My Life Off the Post Road: Walk This Way

I have no car here, which is just as well, because no matter how much people tell me “you’ll get used to” driving on the other side of the road, I’m pretty sure I’d mangle someone immediately. I’m having enough trouble crossing the street safely.

I thought I’d buy a bicycle, but there’s really nowhere to store it in my six-unit building, and I’m not sure I’d be any more competent on two wheels than four on these narrow, oft-slick roads.

So I walk. As transportation, and for exercise. The Stratford Leisure Center (the UK version of the YMCA) is a mile away, so by the time I walk there and back, I’d have no need to actually go inside.

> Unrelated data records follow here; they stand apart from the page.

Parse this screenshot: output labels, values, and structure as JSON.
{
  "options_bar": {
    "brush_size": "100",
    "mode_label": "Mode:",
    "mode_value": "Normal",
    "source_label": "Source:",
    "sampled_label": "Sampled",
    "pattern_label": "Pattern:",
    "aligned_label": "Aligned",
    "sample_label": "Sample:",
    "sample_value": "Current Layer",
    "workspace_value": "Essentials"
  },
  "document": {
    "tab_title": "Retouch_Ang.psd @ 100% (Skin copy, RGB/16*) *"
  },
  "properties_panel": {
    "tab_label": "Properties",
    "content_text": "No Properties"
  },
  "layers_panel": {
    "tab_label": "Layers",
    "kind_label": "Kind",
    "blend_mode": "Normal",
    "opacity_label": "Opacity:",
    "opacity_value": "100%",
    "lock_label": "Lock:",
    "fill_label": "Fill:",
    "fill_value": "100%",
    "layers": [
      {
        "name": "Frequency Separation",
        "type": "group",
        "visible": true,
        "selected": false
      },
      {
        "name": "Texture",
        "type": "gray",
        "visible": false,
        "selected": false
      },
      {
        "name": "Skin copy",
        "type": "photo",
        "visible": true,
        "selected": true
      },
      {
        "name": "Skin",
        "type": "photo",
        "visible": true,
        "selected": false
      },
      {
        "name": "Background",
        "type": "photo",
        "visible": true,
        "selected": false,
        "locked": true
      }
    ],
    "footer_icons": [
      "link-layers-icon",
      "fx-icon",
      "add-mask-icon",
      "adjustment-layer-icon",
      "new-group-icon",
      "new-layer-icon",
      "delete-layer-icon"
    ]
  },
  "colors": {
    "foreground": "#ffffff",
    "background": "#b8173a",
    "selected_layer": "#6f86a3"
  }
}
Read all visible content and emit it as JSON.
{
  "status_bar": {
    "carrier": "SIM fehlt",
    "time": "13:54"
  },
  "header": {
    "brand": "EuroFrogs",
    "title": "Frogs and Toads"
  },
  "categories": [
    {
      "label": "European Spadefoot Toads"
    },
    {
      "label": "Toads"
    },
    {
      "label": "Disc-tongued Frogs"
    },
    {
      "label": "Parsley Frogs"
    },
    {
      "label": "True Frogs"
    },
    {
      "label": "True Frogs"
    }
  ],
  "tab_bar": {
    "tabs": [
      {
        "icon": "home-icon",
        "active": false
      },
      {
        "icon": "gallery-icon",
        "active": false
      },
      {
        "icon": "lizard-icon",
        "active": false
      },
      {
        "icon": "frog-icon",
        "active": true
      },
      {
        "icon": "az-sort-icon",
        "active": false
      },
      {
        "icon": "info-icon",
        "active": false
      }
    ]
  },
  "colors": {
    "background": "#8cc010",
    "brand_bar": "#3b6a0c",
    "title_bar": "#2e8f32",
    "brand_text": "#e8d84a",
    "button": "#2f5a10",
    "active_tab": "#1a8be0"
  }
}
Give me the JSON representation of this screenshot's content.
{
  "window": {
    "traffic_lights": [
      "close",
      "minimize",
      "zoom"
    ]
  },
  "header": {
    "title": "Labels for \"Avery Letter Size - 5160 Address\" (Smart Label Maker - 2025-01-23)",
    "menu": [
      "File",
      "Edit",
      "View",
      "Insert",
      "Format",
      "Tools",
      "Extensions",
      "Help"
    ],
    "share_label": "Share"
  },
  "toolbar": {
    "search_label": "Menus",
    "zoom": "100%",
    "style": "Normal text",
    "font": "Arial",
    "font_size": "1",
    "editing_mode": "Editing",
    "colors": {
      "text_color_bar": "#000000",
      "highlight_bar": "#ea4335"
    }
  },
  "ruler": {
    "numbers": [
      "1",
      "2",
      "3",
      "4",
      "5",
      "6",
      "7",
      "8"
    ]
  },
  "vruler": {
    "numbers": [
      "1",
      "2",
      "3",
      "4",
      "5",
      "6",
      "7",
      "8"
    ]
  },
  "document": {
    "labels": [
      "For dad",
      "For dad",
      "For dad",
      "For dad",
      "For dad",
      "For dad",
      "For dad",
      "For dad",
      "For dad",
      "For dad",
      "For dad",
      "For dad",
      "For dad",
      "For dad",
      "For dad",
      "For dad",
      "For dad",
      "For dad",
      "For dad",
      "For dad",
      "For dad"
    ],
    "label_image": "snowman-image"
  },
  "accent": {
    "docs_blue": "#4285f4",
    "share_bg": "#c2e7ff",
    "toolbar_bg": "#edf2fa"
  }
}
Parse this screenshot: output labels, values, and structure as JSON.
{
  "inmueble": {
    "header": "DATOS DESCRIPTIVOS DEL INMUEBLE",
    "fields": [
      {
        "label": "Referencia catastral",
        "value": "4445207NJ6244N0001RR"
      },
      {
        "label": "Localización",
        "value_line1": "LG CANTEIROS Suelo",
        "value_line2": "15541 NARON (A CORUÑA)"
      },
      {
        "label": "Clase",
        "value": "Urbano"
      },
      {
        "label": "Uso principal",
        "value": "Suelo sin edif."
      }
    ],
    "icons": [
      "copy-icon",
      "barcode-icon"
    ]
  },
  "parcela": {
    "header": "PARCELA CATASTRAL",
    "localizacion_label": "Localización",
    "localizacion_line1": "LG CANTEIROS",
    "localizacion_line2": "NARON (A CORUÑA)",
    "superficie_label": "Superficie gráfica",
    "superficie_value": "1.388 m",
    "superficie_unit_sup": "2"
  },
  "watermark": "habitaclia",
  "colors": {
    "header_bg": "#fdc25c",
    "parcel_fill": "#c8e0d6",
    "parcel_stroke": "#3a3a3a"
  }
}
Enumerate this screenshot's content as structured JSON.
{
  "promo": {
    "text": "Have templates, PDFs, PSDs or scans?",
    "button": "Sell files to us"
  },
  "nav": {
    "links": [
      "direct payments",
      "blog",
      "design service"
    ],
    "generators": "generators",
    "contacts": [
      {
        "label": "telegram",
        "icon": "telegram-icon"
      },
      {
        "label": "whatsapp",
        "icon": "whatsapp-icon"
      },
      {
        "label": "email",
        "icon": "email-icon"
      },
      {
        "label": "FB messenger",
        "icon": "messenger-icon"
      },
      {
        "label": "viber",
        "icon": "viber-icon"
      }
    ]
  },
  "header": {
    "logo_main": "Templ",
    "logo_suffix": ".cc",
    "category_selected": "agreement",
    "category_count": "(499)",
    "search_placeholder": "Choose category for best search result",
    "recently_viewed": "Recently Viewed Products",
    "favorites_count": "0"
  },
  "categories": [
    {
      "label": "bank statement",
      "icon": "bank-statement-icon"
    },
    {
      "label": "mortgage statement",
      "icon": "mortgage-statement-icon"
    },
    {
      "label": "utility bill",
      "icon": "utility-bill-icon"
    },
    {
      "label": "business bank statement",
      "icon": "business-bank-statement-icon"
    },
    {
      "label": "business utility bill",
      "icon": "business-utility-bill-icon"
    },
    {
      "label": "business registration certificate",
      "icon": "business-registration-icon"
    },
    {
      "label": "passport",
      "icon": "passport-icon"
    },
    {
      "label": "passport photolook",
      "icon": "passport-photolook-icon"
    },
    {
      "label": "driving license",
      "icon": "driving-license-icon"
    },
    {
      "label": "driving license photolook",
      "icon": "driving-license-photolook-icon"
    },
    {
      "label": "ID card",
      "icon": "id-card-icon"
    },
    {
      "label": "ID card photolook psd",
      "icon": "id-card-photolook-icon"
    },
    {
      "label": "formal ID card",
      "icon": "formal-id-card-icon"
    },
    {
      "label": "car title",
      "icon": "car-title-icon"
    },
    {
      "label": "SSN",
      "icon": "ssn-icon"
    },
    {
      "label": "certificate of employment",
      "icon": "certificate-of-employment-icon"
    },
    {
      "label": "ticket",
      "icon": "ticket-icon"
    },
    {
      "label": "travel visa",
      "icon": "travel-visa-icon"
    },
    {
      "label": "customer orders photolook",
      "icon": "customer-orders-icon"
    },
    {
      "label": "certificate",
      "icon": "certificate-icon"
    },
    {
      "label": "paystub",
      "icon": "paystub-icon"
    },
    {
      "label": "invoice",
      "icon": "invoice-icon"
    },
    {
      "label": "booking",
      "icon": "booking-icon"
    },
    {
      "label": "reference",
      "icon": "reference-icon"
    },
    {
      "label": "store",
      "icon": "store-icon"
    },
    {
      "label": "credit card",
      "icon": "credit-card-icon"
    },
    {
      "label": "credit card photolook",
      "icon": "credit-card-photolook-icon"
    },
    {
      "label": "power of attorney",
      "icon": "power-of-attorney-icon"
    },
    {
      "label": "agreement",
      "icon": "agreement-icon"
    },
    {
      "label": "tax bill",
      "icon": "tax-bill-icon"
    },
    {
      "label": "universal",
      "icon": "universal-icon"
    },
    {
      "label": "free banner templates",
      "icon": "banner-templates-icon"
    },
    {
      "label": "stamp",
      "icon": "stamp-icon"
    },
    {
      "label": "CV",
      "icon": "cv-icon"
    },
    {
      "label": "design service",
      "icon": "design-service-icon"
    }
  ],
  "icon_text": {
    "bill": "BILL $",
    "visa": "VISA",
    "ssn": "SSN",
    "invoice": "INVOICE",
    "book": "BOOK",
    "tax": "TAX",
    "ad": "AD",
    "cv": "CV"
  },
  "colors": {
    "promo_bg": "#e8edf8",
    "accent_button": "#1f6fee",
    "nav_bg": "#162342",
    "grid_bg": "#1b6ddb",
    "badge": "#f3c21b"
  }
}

When I walk, I notice things I don’t or won’t or can’t in a car. All different shapes, sizes, and sorts of pavements: concrete, asphalt, worn stones, dirt packed by thousands of footsteps, or dewy and clover-dotted grass. Heavy, ornate, inscribed metal utility covers in the streets and sidewalks. One read “STOP COCK.” No doubt in British English that means something I clearly didn’t understand. The trash people leave: McVities’ wrappers, ale bottles, Ribena juice boxes – but mostly don’t (it’s very clean here). The massive willows that umbrella the banks of the Avon, their gnarled branches providing perfect shelves for numerous nests for birds I’ve yet to identify. Their foliage shades the benches underneath, bearing plaques inscribed to loved ones. Adolescent, uniformed school kids sit close to one another after class but before they need to be home. Older couples sit holding hands, her head kerchiefed and his covered with a plaid cap. Berry bushes along the way feature an array of fruit: bright, almost translucent red orbs, clusters of small near-black dots, and what I hope were blackberries (because I ate nine). The mourning doves and magpies feast on these. I hear songbirds I cannot see and the hum of the narrow motorway that crosses the river in the distance. A vast field’s crops have just been harvested, leaving a symmetrical wave of shorn wheat-colored stalks as far as the eye can see. On the other side, a carpet of emerald grass fills with dogs and their owners. There’s no need for a designated “dog park” here. They’re all dog parks. Near Lucy’s Mill, where the Avon splits and spills over two falls, and swans and their about-to-turn-white cygnets congregate, I meet a Golden Retriever of the same name. Her owner tells me “she is very friendly, go on, Lucy, say hello,” and indeed, Lucy sidles over to me agreeably accepting my greeting.

Tennis balls ping on the green courts at the Stratford Tennis Club, and white-clad bowlers’ balls roll silently across Stratford Bowling Club’s field as they watch in muted anticipation.

I hear myriad accents as I cross the footbridge back toward town. It parallels the Clopton Bridge, its 14 arches built in the same year that Columbus sailed for the Americas. The geese, swans, and coots squawk as they espy and race toward a happy toddler throwing big pieces of bread in the water; she’s too enthusiastic and impatient to make them more bite-sized.

The old Tudor buildings. The big red Royal Shakespeare Company Theatre. The crisp blue sky that clouds over at regular West Midlands intervals with sometimes wispy, sometimes puffy, and sometimes downright threatening billows. And rain! The inevitable. Misting, spitting, drizzling, driving, sheeting, deluging – it’s done a bit of everything, and does it often. Since it’s a given, no one seems to mind. They just gear up, dress appropriately, and deal with it. Stiff upper lip, uplifted umbrella, and Wellies.

I enjoy the feel, the scent, and the sound of it. It’s refreshing and cleansing, and turns this place into a verdant palette of every shade of green I could imagine.

I may sing a decidedly different tune when the temperature dips (which always sounds worse in Celsius), but I cannot say that I prefer 30 minutes on the treadmill at the Edge Fitness Club with heavy metal music and weight machines in the background to my 30 minute loop up and down the Avon. I experience the world in a whole new, and anything but pedestrian, way on foot.